Núcleo do PCE desacelera para 0,2% em abril e fica abaixo do esperado por economistas

    Índice de inflação de gastos de consumo pessoal é o mais observado pelo banco central americano para suas decisões de política monetária

    Valter Campanato / Agência Brasil

    O núcleo do índice de inflação mais acompanhado pelas autoridades do Federal Reserve (Fed), o Índice de Gastos Pessoais (PCE), teve alta de 0,2% em abril, segundo dados divulgados nesta sexta-feira (31) pelo Departamento de Estatísticas dos Estados Unidos (EUA), de acordo com informações do portal Bloomberg Línea.
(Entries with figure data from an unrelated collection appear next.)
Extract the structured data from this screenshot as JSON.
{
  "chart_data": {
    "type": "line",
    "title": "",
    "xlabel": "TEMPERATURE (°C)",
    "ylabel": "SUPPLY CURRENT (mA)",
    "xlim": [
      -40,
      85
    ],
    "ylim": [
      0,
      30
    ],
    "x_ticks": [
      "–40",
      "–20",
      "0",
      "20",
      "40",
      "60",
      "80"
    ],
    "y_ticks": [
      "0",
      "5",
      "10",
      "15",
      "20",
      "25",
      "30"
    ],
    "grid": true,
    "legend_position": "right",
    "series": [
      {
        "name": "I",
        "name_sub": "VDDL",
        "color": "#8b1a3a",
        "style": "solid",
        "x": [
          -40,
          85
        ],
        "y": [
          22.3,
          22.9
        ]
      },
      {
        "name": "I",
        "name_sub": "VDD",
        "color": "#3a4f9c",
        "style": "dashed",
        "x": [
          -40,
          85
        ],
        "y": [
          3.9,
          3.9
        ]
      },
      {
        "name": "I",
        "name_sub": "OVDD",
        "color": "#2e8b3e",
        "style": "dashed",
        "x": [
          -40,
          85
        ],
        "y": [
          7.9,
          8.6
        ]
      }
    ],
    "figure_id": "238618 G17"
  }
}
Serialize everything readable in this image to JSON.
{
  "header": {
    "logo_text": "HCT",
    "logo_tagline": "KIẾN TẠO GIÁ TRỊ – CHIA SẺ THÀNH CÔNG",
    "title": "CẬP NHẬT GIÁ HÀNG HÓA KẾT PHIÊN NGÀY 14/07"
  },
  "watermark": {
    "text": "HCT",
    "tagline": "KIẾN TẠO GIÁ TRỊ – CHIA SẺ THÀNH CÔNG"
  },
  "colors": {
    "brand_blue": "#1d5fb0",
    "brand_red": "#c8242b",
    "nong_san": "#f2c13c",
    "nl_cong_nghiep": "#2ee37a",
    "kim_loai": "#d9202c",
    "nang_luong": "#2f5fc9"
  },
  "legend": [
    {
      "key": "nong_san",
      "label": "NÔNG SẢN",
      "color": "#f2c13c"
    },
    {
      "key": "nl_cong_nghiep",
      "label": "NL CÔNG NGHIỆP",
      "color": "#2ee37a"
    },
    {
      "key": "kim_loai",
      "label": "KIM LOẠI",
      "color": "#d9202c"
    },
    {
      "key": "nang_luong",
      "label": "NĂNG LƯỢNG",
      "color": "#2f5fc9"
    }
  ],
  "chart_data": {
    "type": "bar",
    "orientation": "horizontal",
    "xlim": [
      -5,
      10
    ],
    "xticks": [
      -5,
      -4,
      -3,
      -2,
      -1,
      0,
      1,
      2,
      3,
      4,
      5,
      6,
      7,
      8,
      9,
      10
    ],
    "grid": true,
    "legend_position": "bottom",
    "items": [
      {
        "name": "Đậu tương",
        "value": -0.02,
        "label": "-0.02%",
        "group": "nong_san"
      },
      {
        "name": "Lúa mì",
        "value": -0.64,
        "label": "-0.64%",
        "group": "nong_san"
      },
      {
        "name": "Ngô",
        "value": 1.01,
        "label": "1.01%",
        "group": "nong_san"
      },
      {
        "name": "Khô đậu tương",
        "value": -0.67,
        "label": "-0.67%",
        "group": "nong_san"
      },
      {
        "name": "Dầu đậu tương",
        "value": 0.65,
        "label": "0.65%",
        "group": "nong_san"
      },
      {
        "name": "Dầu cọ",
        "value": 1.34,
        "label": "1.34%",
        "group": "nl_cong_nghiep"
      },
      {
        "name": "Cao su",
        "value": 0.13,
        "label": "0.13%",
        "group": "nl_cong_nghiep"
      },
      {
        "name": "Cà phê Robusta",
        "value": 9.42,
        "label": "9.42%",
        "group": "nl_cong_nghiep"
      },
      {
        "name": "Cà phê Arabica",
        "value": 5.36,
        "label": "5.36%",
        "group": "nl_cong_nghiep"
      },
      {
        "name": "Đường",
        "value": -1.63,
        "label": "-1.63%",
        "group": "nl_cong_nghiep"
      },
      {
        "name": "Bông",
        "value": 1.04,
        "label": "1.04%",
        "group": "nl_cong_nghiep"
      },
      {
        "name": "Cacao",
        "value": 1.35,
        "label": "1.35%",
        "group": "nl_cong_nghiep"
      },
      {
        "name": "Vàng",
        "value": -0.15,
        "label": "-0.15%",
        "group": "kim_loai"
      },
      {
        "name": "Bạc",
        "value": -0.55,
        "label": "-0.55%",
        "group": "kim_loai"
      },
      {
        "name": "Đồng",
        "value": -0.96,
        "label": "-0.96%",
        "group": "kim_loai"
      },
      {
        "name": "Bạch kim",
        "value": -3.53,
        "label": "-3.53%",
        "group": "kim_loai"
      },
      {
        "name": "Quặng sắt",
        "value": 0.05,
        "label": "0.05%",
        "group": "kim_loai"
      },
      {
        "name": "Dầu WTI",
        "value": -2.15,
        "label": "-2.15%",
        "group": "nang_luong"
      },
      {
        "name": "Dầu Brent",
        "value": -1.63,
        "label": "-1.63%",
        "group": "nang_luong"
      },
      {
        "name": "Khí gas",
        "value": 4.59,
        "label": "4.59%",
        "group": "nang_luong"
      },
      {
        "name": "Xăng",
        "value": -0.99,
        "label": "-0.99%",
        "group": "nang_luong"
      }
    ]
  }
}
    O resultado foi menor em relação ao apresentado no mês de março (0,3%) e veio abaixo do avanço de 0,3% esperado pelo mercado financeiro. O resultado indica uma desaceleração dos preços, que é justamente o objetivo da política monetária do Federal Reserve.

    O núcleo é considerado o indicador mais importante pelo presidente do Fed, Jerome Powell, pois exclui as categorias de preços mais voláteis de energia e alimentos. Na comparação anual, a alta do núcleo foi de 2,8% em abril, em linha com o esperado por economistas consultados pela Bloomberg. Em março, o núcleo também havia avançado 2,8% em 12 meses, ainda acima da meta de longo prazo do Federal Reserve, de 2%.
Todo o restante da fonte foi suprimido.